Archivmeldung vom 14.05.2010

Bitte beachten Sie, dass die Meldung den Stand der Dinge zum Zeitpunkt ihrer Veröffentlichung am 14.05.2010 wiedergibt. Eventuelle in der Zwischenzeit veränderte Sachverhalte bleiben daher unberücksichtigt.

Freigeschaltet durch Thorsten Schmitt
Prof. Dr. Christoph M. Schmidt Bild: Julica Bracht, RWI
Prof. Dr. Christoph M. Schmidt Bild: Julica Bracht, RWI

Die EU hat einen gigantischen Rettungsschirm aufgespannt. Der Krisenplan der EU griff zumindest vorerst: Der 750-Milliarden-Schirm beruhigte zunächst die Märkte. Doch schon einen Tag später sackte der Euro-Kurs wieder ab. Experten warnen vor einem bösen Erwachen. ,,Die EU-Finanzminister hätten sich besser auf einen Konsolidierungspakt verständigen sollen", sagte der Wirtschaftsweise Prof. Christoph M. Schmidt im Gespräch mit der Landeszeitung Lüneburg. Dies wäre nachhaltiger gewesen, als eine Schuldenkrise zunächst mit neuen Schulden zu bekämpfen.

Hat Sie das Ausmaß des 750-Milliarden-Euro-Rettungsschirms überrascht?

Prof. Dr. Christoph M. Schmidt: Ja, diese Größenordnung hat mich überrascht.

Ist der Rettungsschirm alternativlos gewesen?

Schmidt: Das denke ich nicht. Es ist zwar gut und richtig, dass die Euro-Länder signalisiert haben: Wir reagieren rasch und geschlossen auf die Probleme. Die zentrale Frage ist aber nicht, ob der Euro ein schützenswertes Gut ist, sondern welcher Weg zur Stabilisierung der Gemeinschaftswährung der richtige ist. Was man jetzt allerdings macht, ist -- verkürzt ausgedrückt -- die Bekämpfung der riesigen Schuldenkrise mit der Aufnahme neuer Schulden. Die Märkte haben sich zunächst zwar beruhigt, aber diesen Effekt hätte man auch anders und vor allem nachhaltiger erzielen können: Die EU-Finanzminister hätten sich besser auf einen Konsolidierungspakt verständigen sollen.
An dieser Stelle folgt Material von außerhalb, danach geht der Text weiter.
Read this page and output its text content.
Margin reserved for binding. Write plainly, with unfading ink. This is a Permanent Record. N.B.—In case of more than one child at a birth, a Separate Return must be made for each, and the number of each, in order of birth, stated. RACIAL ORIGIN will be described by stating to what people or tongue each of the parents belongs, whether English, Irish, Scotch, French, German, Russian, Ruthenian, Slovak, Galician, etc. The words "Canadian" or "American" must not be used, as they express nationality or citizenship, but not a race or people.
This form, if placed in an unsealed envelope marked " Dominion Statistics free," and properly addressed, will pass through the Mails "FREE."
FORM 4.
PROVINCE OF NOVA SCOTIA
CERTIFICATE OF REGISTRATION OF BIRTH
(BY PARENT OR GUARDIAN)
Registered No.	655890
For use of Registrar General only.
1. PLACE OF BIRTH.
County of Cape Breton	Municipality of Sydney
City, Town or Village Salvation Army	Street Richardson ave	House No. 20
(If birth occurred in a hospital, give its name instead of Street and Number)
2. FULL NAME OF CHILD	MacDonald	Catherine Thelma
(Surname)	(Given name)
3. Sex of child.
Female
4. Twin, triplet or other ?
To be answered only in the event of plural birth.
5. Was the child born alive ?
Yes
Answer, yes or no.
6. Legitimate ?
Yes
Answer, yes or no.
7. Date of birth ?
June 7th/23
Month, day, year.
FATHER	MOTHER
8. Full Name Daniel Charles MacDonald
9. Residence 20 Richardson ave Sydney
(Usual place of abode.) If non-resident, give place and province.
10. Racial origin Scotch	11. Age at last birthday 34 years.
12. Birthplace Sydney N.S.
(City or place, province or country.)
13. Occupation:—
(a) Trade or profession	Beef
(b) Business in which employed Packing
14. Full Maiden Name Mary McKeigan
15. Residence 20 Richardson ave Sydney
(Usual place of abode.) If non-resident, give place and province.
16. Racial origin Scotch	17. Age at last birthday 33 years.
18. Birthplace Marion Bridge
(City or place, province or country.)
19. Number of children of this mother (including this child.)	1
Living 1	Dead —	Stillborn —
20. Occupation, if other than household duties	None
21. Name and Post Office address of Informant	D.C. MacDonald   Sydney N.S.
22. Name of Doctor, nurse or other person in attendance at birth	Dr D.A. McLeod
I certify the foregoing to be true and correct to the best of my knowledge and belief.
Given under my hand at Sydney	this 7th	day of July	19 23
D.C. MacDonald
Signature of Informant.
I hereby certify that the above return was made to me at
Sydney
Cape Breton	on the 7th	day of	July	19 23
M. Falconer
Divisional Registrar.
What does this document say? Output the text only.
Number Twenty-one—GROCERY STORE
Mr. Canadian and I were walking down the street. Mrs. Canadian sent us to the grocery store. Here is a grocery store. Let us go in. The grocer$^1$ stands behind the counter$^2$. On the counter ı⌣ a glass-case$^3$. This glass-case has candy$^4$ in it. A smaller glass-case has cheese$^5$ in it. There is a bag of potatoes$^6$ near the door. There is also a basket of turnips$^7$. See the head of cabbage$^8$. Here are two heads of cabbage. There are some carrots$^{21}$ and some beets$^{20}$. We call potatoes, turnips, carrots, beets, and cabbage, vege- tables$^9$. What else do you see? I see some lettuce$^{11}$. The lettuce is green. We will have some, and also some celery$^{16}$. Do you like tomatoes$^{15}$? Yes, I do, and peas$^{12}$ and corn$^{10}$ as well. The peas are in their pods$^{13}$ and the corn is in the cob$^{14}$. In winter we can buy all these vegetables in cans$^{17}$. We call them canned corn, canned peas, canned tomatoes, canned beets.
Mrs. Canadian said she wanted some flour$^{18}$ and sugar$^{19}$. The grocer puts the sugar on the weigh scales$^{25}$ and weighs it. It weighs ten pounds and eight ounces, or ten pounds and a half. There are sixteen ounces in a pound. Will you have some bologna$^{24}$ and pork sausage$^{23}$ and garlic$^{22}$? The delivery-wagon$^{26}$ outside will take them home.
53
Den Euro-Staaten hätten -- ähnlich dem deutschen Modell -- mit Sanktionen bewehrte Schuldenfesseln auferlegt werden müssen. Das ist aber nicht geschehen. Man hat stattdessen einen gigantischen Rettungsschirm aufgespannt und will dann irgendwann später über einen neuen Pakt reden. Die Frage wird nur sein, wer das nun -- wo die Gefahr vermeintlich vorüber ist -- noch durchsetzen soll.

Aber es musste doch sehr schnell gehandelt werden, weil die Renditen etwa der griechischen Staatsanleihen so schnell gestiegen sind.

Schmidt: Es gibt zwei Phänomene oder Erklärungen für den Anstieg der Renditen. Zum einen sind die betroffenen Staaten so hoch verschuldet, dass die Gläubiger immer stärker verunsichert sind, ob sie ihr Geld zurückbekommen. Das, was wir gerade sehen, ist also möglicherweise nichts anderes als eine Reflexion dieser berechtigten Unsicherheit. Die zweite Erklärung für die steigenden Rendite wird gerade von der Politik vorgebracht: Böse Spekulanten haben sich verschworen, um den Euro in die Knie zu zwingen. Spekulation kann aber im Prinzip nur dann funktionieren, wenn sie auf einer grundsätzlichen Schieflage basiert. Die Finanz- und Wirtschaftskrise hat zwar die Schuldenkrise verschärft, der Grundstein dafür wurde aber in den vergangenen Jahren durch mangelnde Disziplin im Euro-Raum gelegt. Diese mangelnde Disziplin könnte man vertrauensbildend sofort bekämpfen. Man bekommt den Schuldenstand zwar nicht morgen gedrückt. Aber etwa mit einem Fünf-Jahres-Programm könnte man glaubwürdig signalisieren: So bekommen wir die Schulden in den Griff. Keine Anleihe ist gefährdet. Welcher Spekulant sollte dann noch dagegen angehen können? Wenn man diesen Weg gewählt hätte statt eines Rettungsschirmes, hätte man die Maastricht-Verträge nicht brechen oder in Teilen umgehen und keinen Druck auf die EZB aufbauen müssen. Man hat in der ersten großen Krise der europäischen Währungsunion eigentlich alle Verabredungen über Bord geworfen. Und es wird sehr schwierig werden, das wieder einzufangen.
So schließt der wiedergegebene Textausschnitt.